Thanks again. But in my mind that doesn’t really explain the Higgs mass prediction/estimate going from 126 +/- 2.2 GeV to 130 GeV… The reason you have that +/- 2.2 GeV is (among other things) that the mass of the top quark mass is uncertain, right? So how could a new measurement of the top quark mass make the prediction for the Higgs mass jump so far (unless the new top quark mass was wildly unexpected)?
I think you misunderstand the way the Higgs mass is calculated here. This is a highly non-linear relationship that is extremely sensitive to the top quark mass.
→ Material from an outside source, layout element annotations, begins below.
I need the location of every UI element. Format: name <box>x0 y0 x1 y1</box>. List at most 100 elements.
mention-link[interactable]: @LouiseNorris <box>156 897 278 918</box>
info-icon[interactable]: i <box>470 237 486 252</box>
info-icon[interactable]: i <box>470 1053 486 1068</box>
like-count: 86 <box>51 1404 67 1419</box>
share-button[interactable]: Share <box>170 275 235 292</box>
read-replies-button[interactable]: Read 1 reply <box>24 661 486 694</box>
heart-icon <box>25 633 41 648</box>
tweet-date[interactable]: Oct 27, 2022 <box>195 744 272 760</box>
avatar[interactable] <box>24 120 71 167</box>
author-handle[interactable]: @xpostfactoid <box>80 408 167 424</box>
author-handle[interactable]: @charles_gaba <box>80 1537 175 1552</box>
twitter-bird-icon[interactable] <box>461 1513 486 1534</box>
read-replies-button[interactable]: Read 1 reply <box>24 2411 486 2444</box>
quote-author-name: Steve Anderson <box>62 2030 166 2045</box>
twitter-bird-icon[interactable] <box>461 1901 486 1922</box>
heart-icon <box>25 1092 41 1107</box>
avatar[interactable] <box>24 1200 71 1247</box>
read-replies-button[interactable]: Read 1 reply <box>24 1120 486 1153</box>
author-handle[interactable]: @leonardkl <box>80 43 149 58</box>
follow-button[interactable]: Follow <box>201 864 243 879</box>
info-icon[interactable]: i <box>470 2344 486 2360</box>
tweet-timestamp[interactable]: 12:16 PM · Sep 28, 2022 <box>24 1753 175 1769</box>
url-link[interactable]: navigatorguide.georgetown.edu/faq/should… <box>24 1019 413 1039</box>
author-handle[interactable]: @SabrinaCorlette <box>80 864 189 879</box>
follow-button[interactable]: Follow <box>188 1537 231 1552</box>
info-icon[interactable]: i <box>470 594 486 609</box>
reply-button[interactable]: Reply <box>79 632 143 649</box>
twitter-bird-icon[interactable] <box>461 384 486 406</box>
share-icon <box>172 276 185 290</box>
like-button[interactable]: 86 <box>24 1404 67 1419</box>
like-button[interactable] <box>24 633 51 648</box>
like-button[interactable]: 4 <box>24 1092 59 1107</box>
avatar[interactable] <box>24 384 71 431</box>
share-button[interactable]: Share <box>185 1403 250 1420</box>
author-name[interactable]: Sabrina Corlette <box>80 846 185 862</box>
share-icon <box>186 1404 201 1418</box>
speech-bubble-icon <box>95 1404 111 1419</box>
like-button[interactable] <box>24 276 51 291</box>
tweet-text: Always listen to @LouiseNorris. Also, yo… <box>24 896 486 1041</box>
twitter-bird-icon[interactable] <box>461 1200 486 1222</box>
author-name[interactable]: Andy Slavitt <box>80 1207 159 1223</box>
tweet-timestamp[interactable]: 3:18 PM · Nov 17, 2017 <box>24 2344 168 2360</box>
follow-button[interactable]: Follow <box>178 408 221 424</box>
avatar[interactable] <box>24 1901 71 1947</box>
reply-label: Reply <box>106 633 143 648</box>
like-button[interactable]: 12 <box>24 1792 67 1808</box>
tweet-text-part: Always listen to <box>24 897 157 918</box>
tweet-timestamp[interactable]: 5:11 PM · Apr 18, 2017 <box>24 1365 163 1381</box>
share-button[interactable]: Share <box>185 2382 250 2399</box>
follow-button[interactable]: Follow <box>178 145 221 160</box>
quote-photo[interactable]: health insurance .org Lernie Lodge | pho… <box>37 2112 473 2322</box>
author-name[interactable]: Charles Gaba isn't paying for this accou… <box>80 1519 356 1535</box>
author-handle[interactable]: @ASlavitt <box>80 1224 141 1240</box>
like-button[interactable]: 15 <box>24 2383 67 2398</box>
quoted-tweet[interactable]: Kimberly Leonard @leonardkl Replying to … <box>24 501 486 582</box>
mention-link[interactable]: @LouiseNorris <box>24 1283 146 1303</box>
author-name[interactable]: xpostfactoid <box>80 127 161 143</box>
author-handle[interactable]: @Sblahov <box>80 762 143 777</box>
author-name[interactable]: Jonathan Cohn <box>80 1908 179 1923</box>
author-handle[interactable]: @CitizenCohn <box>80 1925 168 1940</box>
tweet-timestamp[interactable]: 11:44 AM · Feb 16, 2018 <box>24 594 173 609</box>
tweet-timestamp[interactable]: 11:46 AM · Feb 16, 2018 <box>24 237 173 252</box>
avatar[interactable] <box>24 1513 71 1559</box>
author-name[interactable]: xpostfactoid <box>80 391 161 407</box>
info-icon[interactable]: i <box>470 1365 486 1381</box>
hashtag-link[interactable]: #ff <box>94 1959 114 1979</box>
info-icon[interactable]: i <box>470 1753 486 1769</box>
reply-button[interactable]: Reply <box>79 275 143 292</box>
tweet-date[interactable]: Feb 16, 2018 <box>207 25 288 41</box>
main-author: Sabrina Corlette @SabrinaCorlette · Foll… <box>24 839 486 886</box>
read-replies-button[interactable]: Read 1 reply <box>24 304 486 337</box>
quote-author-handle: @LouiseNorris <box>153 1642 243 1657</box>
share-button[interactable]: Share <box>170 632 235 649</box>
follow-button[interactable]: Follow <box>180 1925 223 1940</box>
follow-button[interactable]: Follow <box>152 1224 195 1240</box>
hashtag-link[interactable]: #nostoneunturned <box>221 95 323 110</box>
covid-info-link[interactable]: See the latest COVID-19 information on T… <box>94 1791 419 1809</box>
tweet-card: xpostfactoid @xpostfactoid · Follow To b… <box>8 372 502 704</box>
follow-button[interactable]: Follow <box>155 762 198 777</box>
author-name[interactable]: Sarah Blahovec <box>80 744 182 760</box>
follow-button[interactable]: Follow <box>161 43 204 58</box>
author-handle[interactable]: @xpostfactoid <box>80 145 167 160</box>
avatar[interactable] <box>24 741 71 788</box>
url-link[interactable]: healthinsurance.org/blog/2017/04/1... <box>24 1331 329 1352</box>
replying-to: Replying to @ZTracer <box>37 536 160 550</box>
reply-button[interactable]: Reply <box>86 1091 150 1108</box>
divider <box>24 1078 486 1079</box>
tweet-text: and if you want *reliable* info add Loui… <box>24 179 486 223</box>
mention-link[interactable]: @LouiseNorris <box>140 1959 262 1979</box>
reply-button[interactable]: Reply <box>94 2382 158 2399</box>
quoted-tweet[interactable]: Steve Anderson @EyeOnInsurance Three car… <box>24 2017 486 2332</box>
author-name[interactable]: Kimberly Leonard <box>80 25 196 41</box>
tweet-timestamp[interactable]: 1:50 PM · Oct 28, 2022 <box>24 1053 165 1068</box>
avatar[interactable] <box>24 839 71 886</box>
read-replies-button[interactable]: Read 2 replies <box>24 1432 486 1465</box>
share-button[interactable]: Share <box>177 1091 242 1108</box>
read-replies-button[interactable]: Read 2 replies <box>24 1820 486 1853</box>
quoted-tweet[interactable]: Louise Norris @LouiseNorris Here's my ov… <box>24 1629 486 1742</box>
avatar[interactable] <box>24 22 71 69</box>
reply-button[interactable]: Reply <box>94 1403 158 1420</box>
In fact the second most massive quark would only contribute a fraction of one thousandth to the result (which is why it was ignored in the paper).

Consider this toy example: The mass m is calculated from some parameter like m~=b^4 and that parameter b was measured b=2.0±0.1. Using Gaussian error propagation, m would be 16±3.2. Now update the measurement of b just slightly to b=2.1±0.05. That 5% change in b changes the result to m=19.45±1.85 -> more than 20%, and with just one standard deviation of difference in b. The relationship is not linear.

That’s a clarifying example. But note that what happened with the Higgs mass was significantly more extreme than your example. All I’m saying is that I found that surprising. But you’re right, it could potentially be an extreme non-linearity that caused the surprise.